Self-updating feeds for news sites that don't offer a usable native feed. A GitHub Actions workflow regenerates every feed hourly and commits the result, so the raw file URLs below always serve fresh content.
Inspired by Olshansk/rss-feeds
Favicons are pulled live from Google's favicon service (
https://www.google.com/s2/favicons?domain=<host>); no images are committed to the repo.
In CI the
rel="self"link inside each feed is filled in automatically fromGITHUB_REPOSITORY, so it tracks the repo name without any manual edits.
Beatport's Top 100 page is a Next.js app
with no native feed, but the full chart is embedded in the page's
__NEXT_DATA__ JSON, so it can be read with a plain request (no browser
automation). Because the chart is a ranking rather than a stream, this feed
is framed as tracks as they enter the Top 100: each track is an entry keyed
by its Beatport URL and dated when first seen, with its debut rank kept in the
summary. A JSON cache (cache/beatport_top100_posts.json) accumulates history
across hourly runs and dedupes by track URL.
Beatport is behind Cloudflare, which fingerprints the TLS handshake and returns
HTTP 403 to plain requests. The generator uses curl_cffi (Chrome
impersonation) to fetch the page; if a run is blocked it skips writing so the
last good feed is preserved.
A single Atom feed that combines five small JSON APIs into one stream: the ZenQuotes quote of the day, and ViewBits' useless fact, life hack, fortune cookie, and news headlines. Each source is fetched independently, so one being down never sinks the run.
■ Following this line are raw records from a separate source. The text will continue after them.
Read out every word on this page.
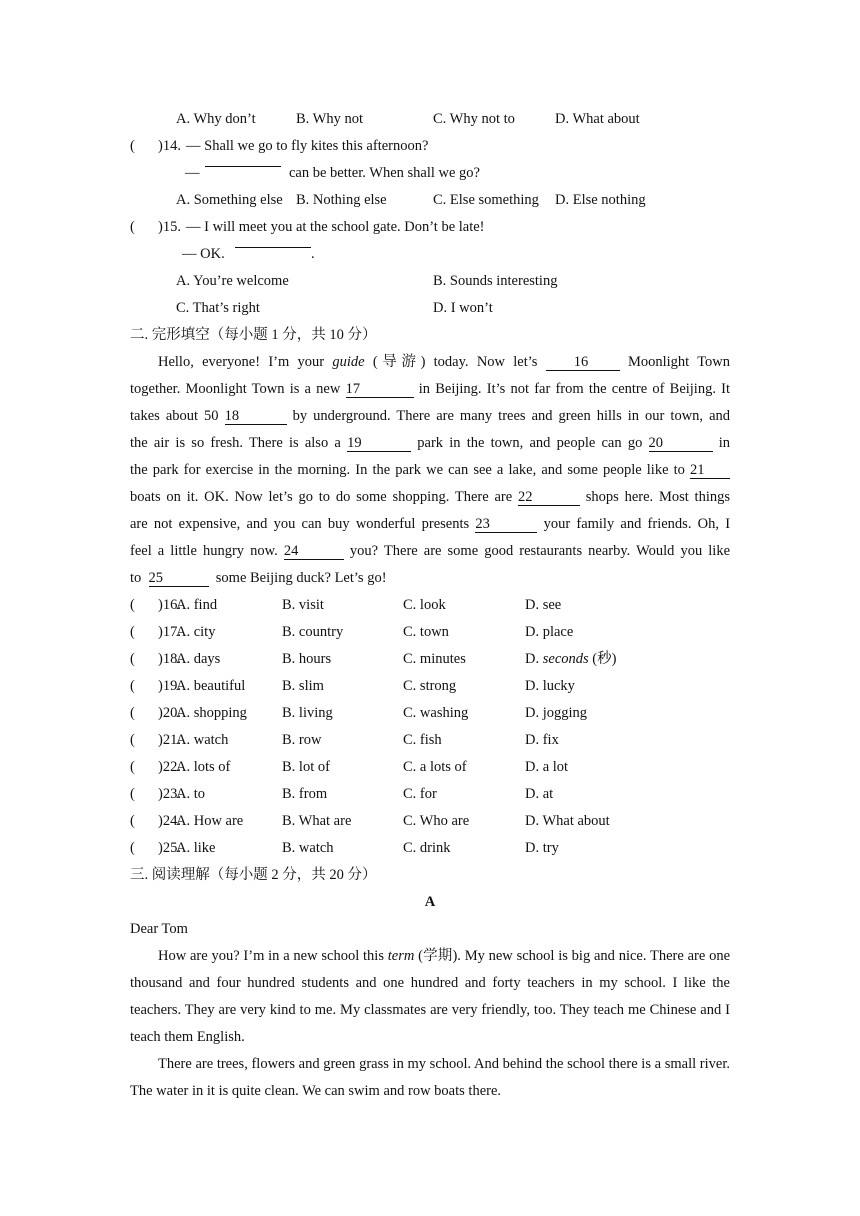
A. Why don’t	B. Why not	C. Why not to	D. What about
( )14. — Shall we go to fly kites this afternoon?
—	can be better. When shall we go?
A. Something else B. Nothing else	C. Else something D. Else nothing
( )15. — I will meet you at the school gate. Don’t be late!
— OK.	.
A. You’re welcome	B. Sounds interesting
C. That’s right	D. I won’t
二. 完形填空（每小题 1 分，共 10 分）
Hello, everyone! I’m your guide (导游) today. Now let’s	16	Moonlight Town
together. Moonlight Town is a new 17	in Beijing. It’s not far from the centre of Beijing. It
takes about 50 18	by underground. There are many trees and green hills in our town, and
the air is so fresh. There is also a 19	park in the town, and people can go 20	in
the park for exercise in the morning. In the park we can see a lake, and some people like to 21
boats on it. OK. Now let’s go to do some shopping. There are 22	shops here. Most things
are not expensive, and you can buy wonderful presents 23	your family and friends. Oh, I
feel a little hungry now. 24	you? There are some good restaurants nearby. Would you like
to 25	some Beijing duck? Let’s go!
( )16.
A. find	B. visit	C. look	D. see
( )17.
A. city	B. country	C. town	D. place
( )18.
A. days	B. hours	C. minutes	D. seconds (秒)
( )19.
A. beautiful	B. slim	C. strong	D. lucky
( )20.
A. shopping B. living	C. washing	D. jogging
( )21.
A. watch	B. row	C. fish	D. fix
( )22.
A. lots of	B. lot of	C. a lots of	D. a lot
( )23.
A. to	B. from	C. for	D. at
( )24.
A. How are	B. What are	C. Who are	D. What about
( )25.
A. like	B. watch	C. drink	D. try
三. 阅读理解（每小题 2 分，共 20 分）
A
Dear Tom
How are you? I’m in a new school this term (学期). My new school is big and nice. There are one thousand and four hundred students and one hundred and forty teachers in my school. I like the teachers. They are very kind to me. My classmates are very friendly, too. They teach me Chinese and I teach them English.
There are trees, flowers and green grass in my school. And behind the school there is a small river. The water in it is quite clean. We can swim and row boats there.
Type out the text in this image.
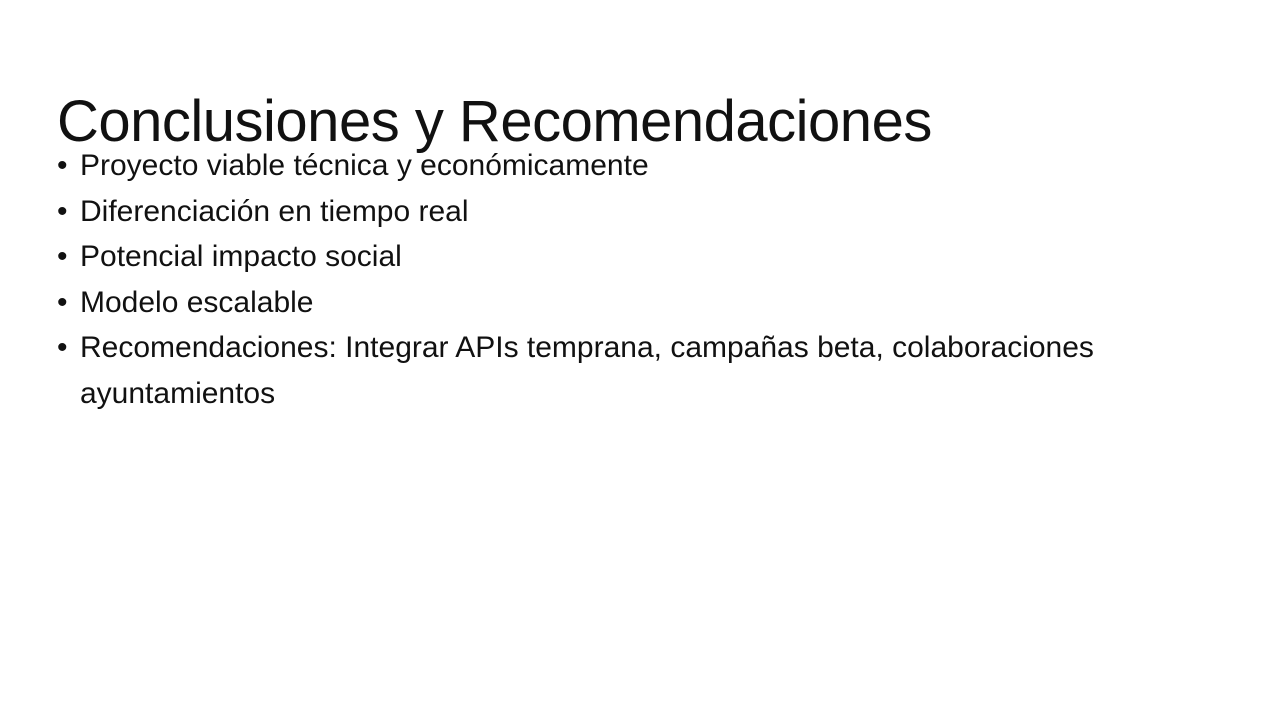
Conclusiones y Recomendaciones
• Proyecto viable técnica y económicamente
• Diferenciación en tiempo real
• Potencial impacto social
• Modelo escalable
• Recomendaciones: Integrar APIs temprana, campañas beta, colaboraciones ayuntamientos
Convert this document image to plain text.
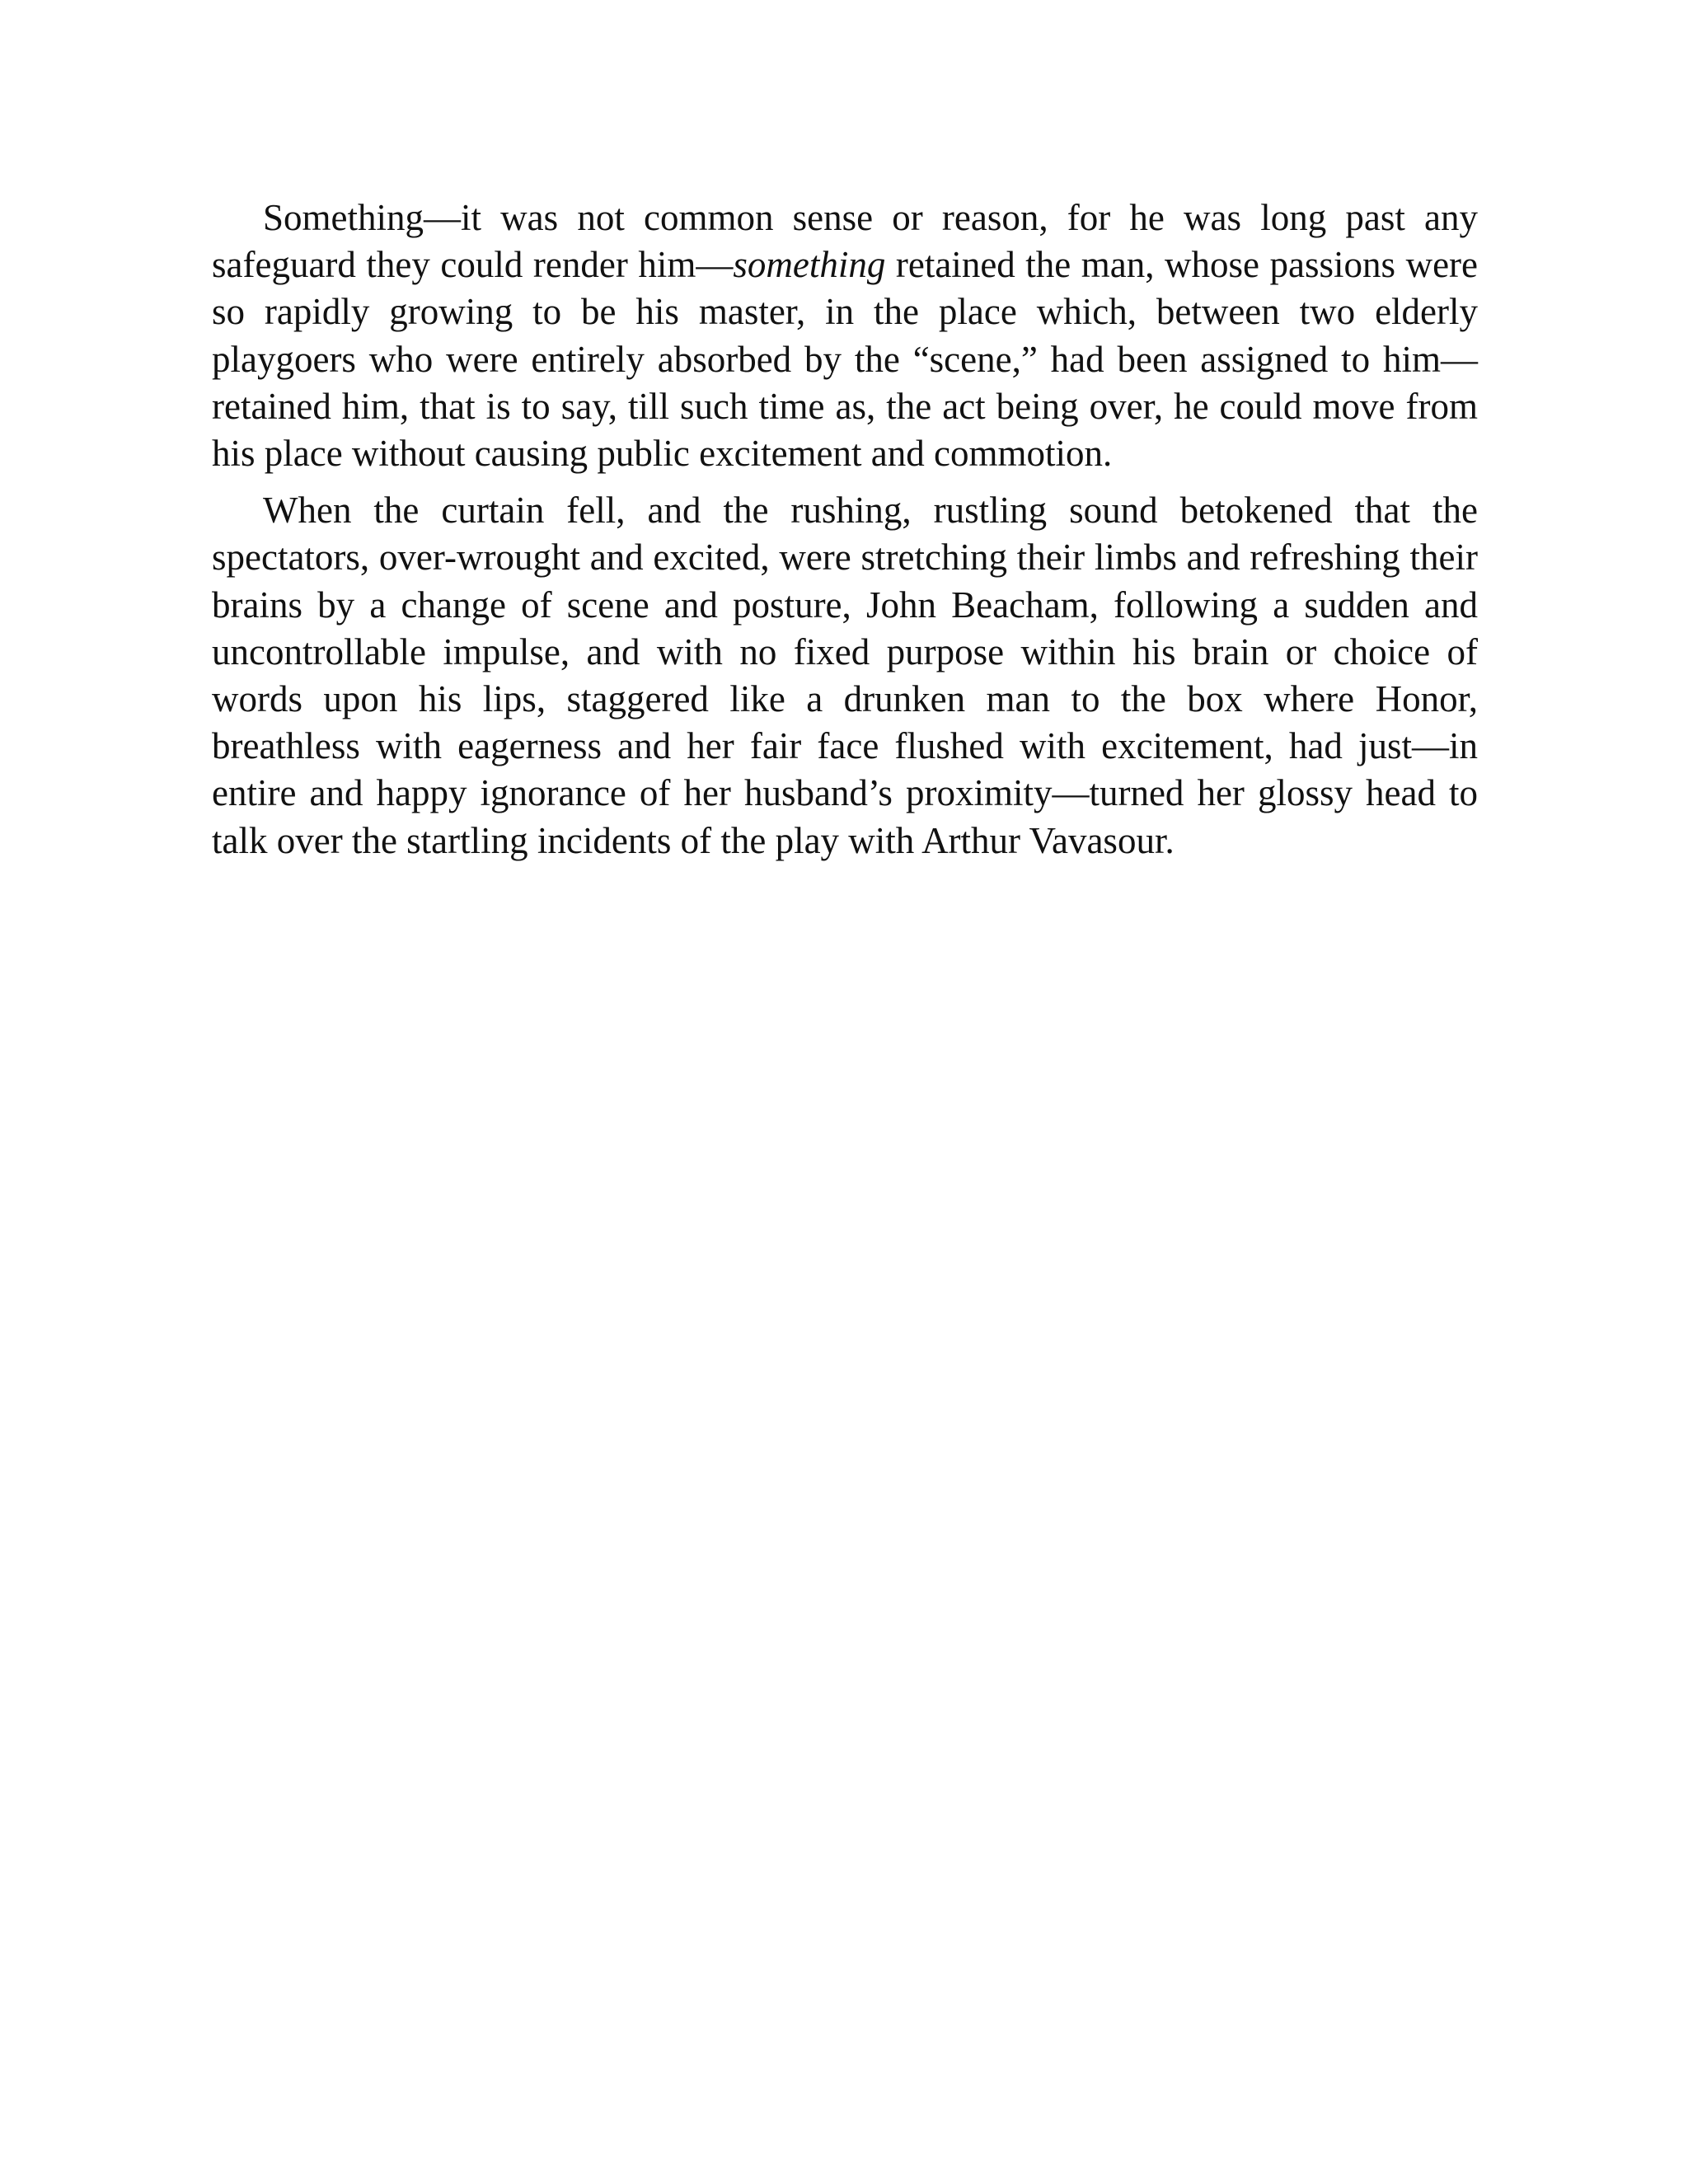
Something—it was not common sense or reason, for he was long past any safeguard they could render him—something retained the man, whose passions were so rapidly growing to be his master, in the place which, between two elderly playgoers who were entirely absorbed by the “scene,” had been assigned to him—retained him, that is to say, till such time as, the act being over, he could move from his place without causing public excitement and commotion.

When the curtain fell, and the rushing, rustling sound betokened that the spectators, over-wrought and excited, were stretching their limbs and refreshing their brains by a change of scene and posture, John Beacham, following a sudden and uncontrollable impulse, and with no fixed purpose within his brain or choice of words upon his lips, staggered like a drunken man to the box where Honor, breathless with eagerness and her fair face flushed with excitement, had just—in entire and happy ignorance of her husband’s proximity—turned her glossy head to talk over the startling incidents of the play with Arthur Vavasour.
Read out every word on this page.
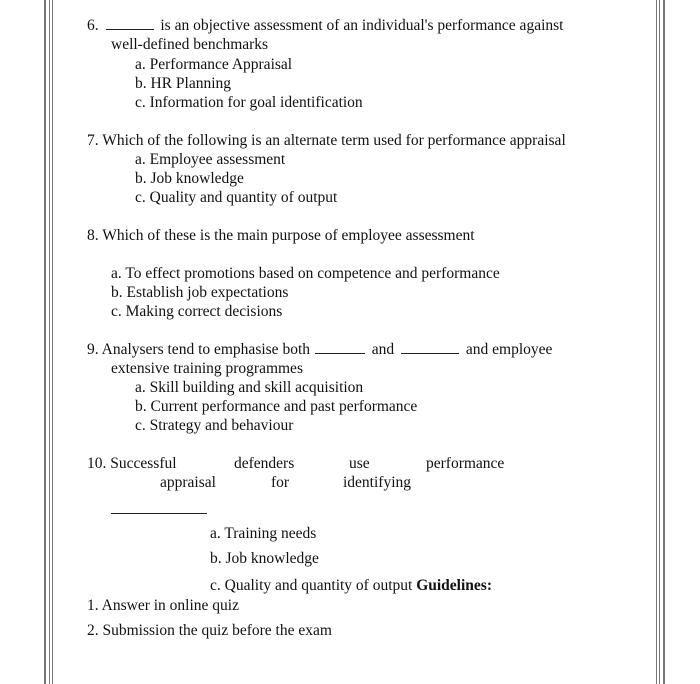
6.	is an objective assessment of an individual's performance against
well-defined benchmarks
a. Performance Appraisal
b. HR Planning
c. Information for goal identification
7. Which of the following is an alternate term used for performance appraisal
a. Employee assessment
b. Job knowledge
c. Quality and quantity of output
8. Which of these is the main purpose of employee assessment
a. To effect promotions based on competence and performance
b. Establish job expectations
c. Making correct decisions
9. Analysers tend to emphasise both	and	and employee
extensive training programmes
a. Skill building and skill acquisition
b. Current performance and past performance
c. Strategy and behaviour
10. Successful	defenders	use	performance
appraisal	for	identifying
a. Training needs
b. Job knowledge
c. Quality and quantity of output Guidelines:
1. Answer in online quiz
2. Submission the quiz before the exam
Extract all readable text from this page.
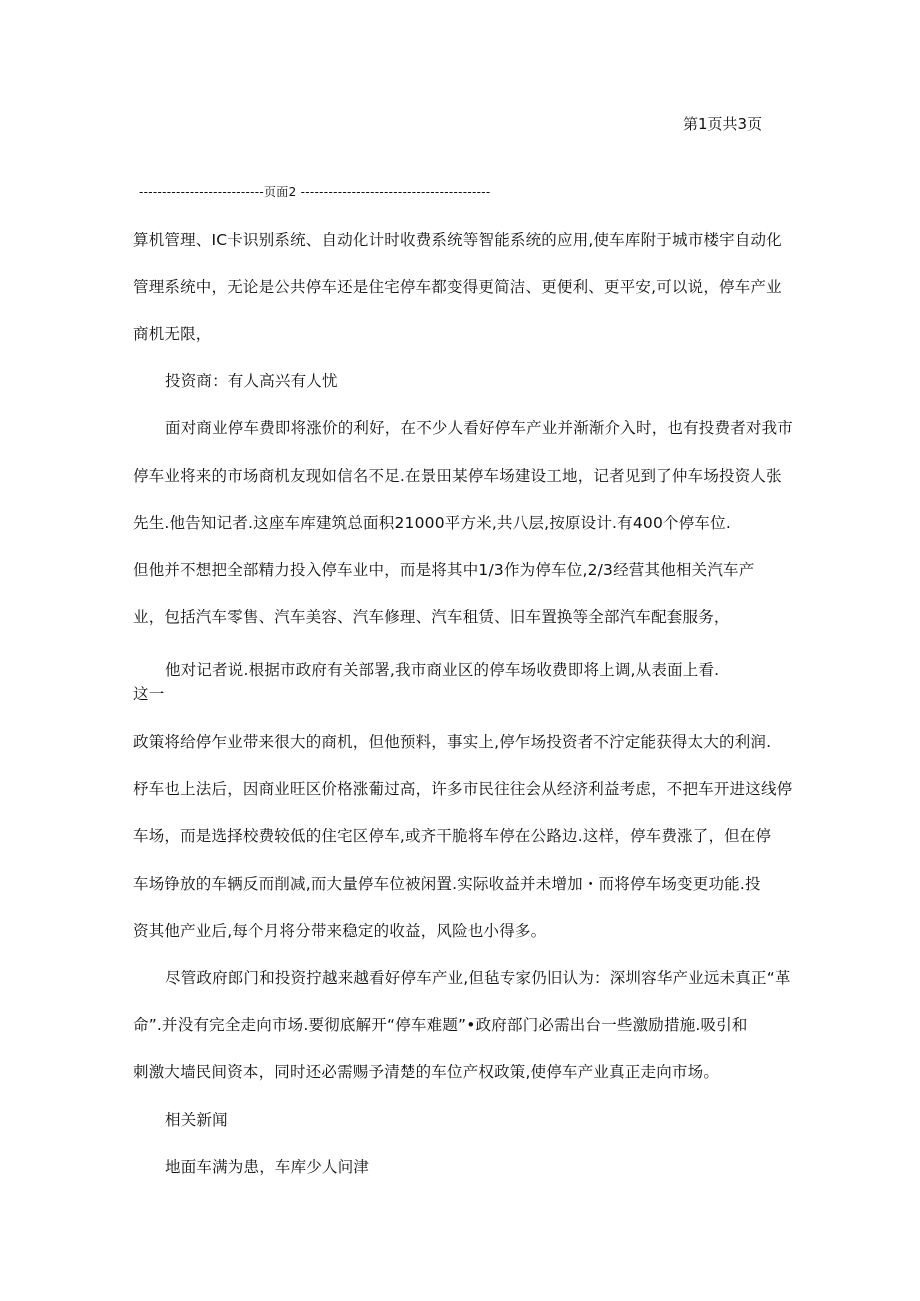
第1页共3页
---------------------------页面2 -----------------------------------------
算机管理、IC卡识别系统、自动化计时收费系统等智能系统的应用,使车库附于城市楼宇自动化
管理系统中，无论是公共停车还是住宅停车都变得更简洁、更便利、更平安,可以说，停车产业
商机无限，
投资商：有人高兴有人忧
面对商业停车费即将涨价的利好，在不少人看好停车产业并渐渐介入时，也有投费者对我市
停车业将来的市场商机友现如信名不足.在景田某停车场建设工地，记者见到了仲车场投资人张
先生.他告知记者.这座车库建筑总面积21000平方米,共八层,按原设计.有400个停车位.
但他并不想把全部精力投入停车业中，而是将其中1/3作为停车位,2/3经营其他相关汽车产
业，包括汽车零售、汽车美容、汽车修理、汽车租赁、旧车置换等全部汽车配套服务，
他对记者说.根据市政府有关部署,我市商业区的停车场收费即将上调,从表面上看.
这一
政策将给停乍业带来很大的商机，但他预料，事实上,停乍场投资者不泞定能获得太大的利润.
杼车也上法后，因商业旺区价格涨葡过高，许多市民往往会从经济利益考虑，不把车开进这线停
车场，而是选择校费较低的住宅区停车,或齐干脆将车停在公路边.这样，停车费涨了，但在停
车场铮放的车辆反而削减,而大量停车位被闲置.实际收益并未增加・而将停车场变更功能.投
资其他产业后,每个月将分带来稳定的收益，风险也小得多。
尽管政府郎门和投资拧越来越看好停车产业,但毡专家仍旧认为：深圳容华产业远未真正“革
命”.并没有完全走向市场.要彻底解开“停车难题”•政府部门必需出台一些激励措施.吸引和
刺激大墙民间资本，同时还必需赐予清楚的车位产权政策,使停车产业真正走向市场。
相关新闻
地面车满为患，车库少人问津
A JSON cache (cache/daily_digest_posts.json) accumulates history across hourly
runs and dedupes entries by guid. Headlines are keyed by article URL. The four
"today" endpoints expose only a single URL each (no per-day permalink), so they
are keyed by a synthetic {kind}:{date} guid dated to that day, while their
clickable link still points at the original source — re-runs within a day don't
churn the feed, but each new day's quote/fact/hack/fortune is added as a fresh
entry. The merged feed is capped at the newest 100 entries; if every source
fails, the run skips writing so the last good feed is preserved.
RA (Resident Advisor) has no native feed and is a
Next.js + Apollo app behind DataDome bot protection. The article listings load
client-side, but the server still ships the Apollo cache in the page's
__NEXT_DATA__ blob (props.apolloState), so one curl_cffi (Chrome
impersonation) fetch per section is enough — no browser, no GraphQL calls.
This is one combined feed from three sections: /magazine (news + featured
pieces), /features (long-form articles), and /music (reviews, podcasts,
music news). The sections overlap, so entries are deduplicated by their
content URL across all three; when the same piece appears both dated (e.g. on
/magazine) and dateless (the slimmer /music projection), the dated copy
wins regardless of fetch order. News and Features carry real publish dates;
Reviews, Podcasts, and music-only News have none in the listing, so — like the
Beatport feed — they're dated when first seen, with that timestamp preserved in
cache/ra_posts.json across hourly runs. If no section can be fetched the run
skips writing so the last good feed is preserved.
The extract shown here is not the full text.